Кома - Маргарита Малинина
Шрифт:
Интервал:
Закладка:
Я все говорила и говорила, а Виталик кивал и вставлял ругательные слова. Я сообщила ему про музей, где хранились камни и в чьем ограблении подозревали Романихину — ту самую пенсионерку, в чьем доме я жила. И про то, как Вороной решил, что я убила бабку и присвоила себе оба камня.
— Львович отпустил меня с тем, чтобы я нашла второй камень, и попытался взять в заложники Игоря, дабы я была посговорчивее.
— Вот козел!
— Именно. Но Игорь и ребята из группы смогли убежать от них. Теперь они прячутся. Вчера я нашла письмо Романихиной, где она объясняла все, что с ней произошло. Голубой алмаз служит проводником между мирами.
— Да, я что-то такое читал, когда собирал информацию.
— Вот. Она вошла с ним в озеро и… исчезла. Так утверждает ее соседка. Труп так и не всплыл, в прямом и переносном смыслах. В письме она указала, что если она и один из камней пропали, значит, все получилось, и она в той жизни, в которой хотела быть.
— У нее их тоже было две?
— Да, одна «райская», вторая «адова», как она их называла.
— Прям как у тебя!
— Да.
— Значит, ты решила повторить ее опыт? — Я кивнула. — Войти в то озеро с камнем? — Я повторно кивнула. — Он у тебя?
— Теперь да.
— Ты ж отдала Вороному.
— На следующий день я прокралась в казино и нашла труп Львовича.
— Иди ты!
— Клянусь. Его убил Егор — правая рука Артема Григорьевича.
— А это что за крендель?
Я рассказала. Заодно поведала, при каких обстоятельствах состоялось знакомство с Егорушкой.
— Он бил тебя?! Вот скотина!..
Дальше я поведала, как угнала такси и задавила Егора, отобрав у него камень.
— Слушай, Борисова, ты такое рассказываешь, мне даже не верится. Как в каком-то боевике. Ты не выдумываешь? Ты не способна на все эти поступки.

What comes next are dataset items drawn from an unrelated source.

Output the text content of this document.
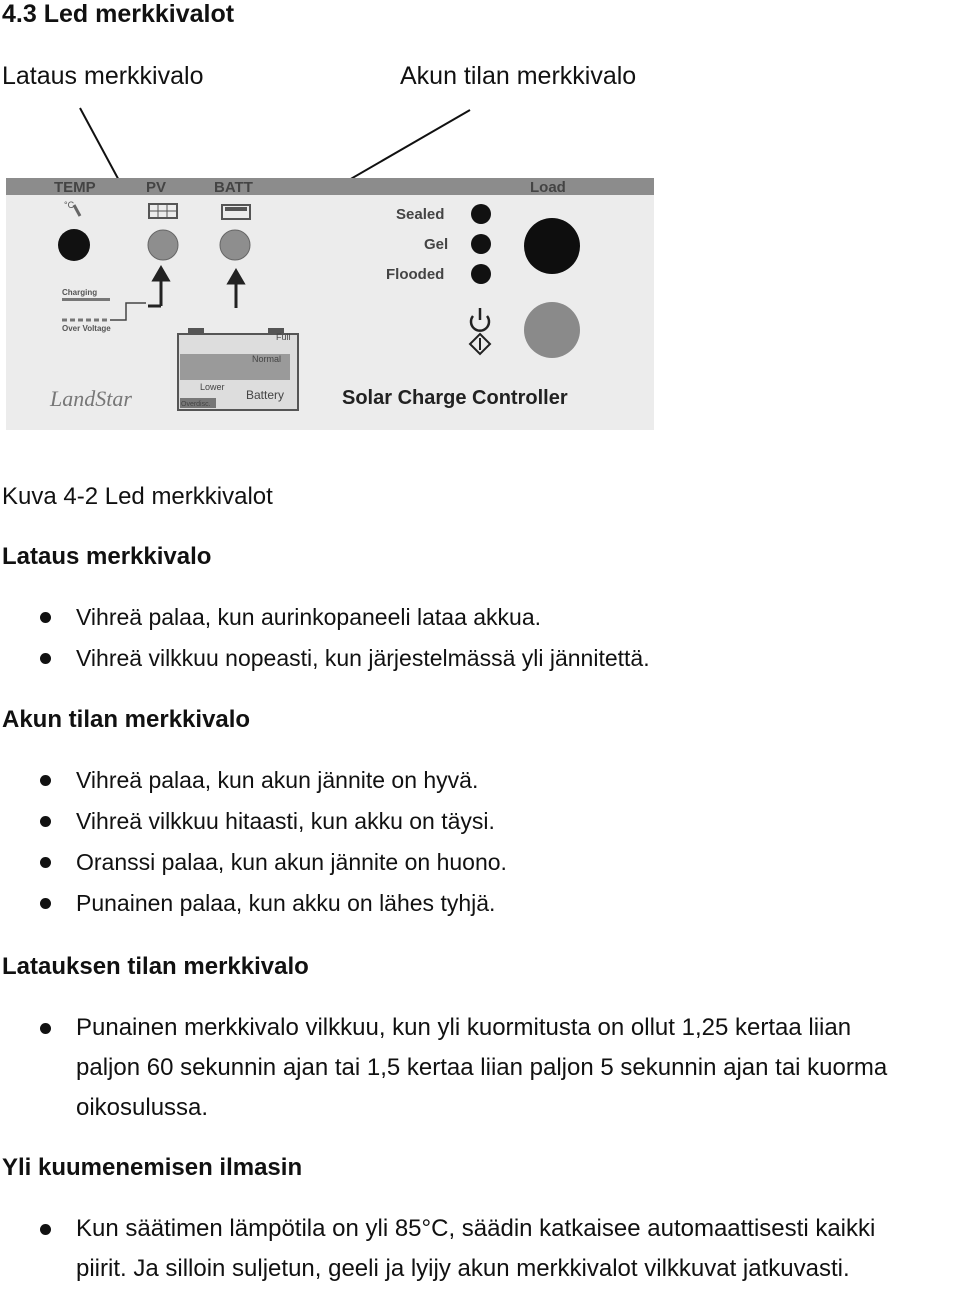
4.3 Led merkkivalot
Lataus merkkivalo	Akun tilan merkkivalo
TEMP	PV	BATT	Load
°C
Charging
Over Voltage
Normal
Full
Lower
Overdisc.
Battery
LandStar
Sealed
Gel
Flooded
Solar Charge Controller
Kuva 4-2 Led merkkivalot
Lataus merkkivalo
Vihreä palaa, kun aurinkopaneeli lataa akkua.
Vihreä vilkkuu nopeasti, kun järjestelmässä yli jännitettä.
Akun tilan merkkivalo
Vihreä palaa, kun akun jännite on hyvä.
Vihreä vilkkuu hitaasti, kun akku on täysi.
Oranssi palaa, kun akun jännite on huono.
Punainen palaa, kun akku on lähes tyhjä.
Latauksen tilan merkkivalo
Punainen merkkivalo vilkkuu, kun yli kuormitusta on ollut 1,25 kertaa liian
paljon 60 sekunnin ajan tai 1,5 kertaa liian paljon 5 sekunnin ajan tai kuorma
oikosulussa.
Yli kuumenemisen ilmasin
Kun säätimen lämpötila on yli 85°C, säädin katkaisee automaattisesti kaikki
piirit. Ja silloin suljetun, geeli ja lyijy akun merkkivalot vilkkuvat jatkuvasti.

— Голиков, оказывается, спасая свою жизнь и жизнь любимых людей, мы способны на многое! Практически на все… Затем за мной стали гнаться люди Артема Григорьевича и полиция. Меня спас Лешковский — это известный в определенных кругах ювелир, мы давно с ним были знакомы — и увез в свой город. Но! Оказалось, что он с бандитами заодно и сдал меня им.
— Сволочь!
— Точно, — хихикнула я. Приятель поразительно метко подбирает определения ко всем задействованным персонажам. В кого ни плюнь, все козлы, скоты и сволочи. — Я подозреваю, что тот специалист, кому Вороной показывал мой камень вначале, это и был не попавший на конференцию Лешковский. Если он успел вернуться в Россию к тому моменту, конечно. Но я этого уже не узнаю, потому что он мертв. Его застрелили люди Артема Григорьевича. Ну как тебе?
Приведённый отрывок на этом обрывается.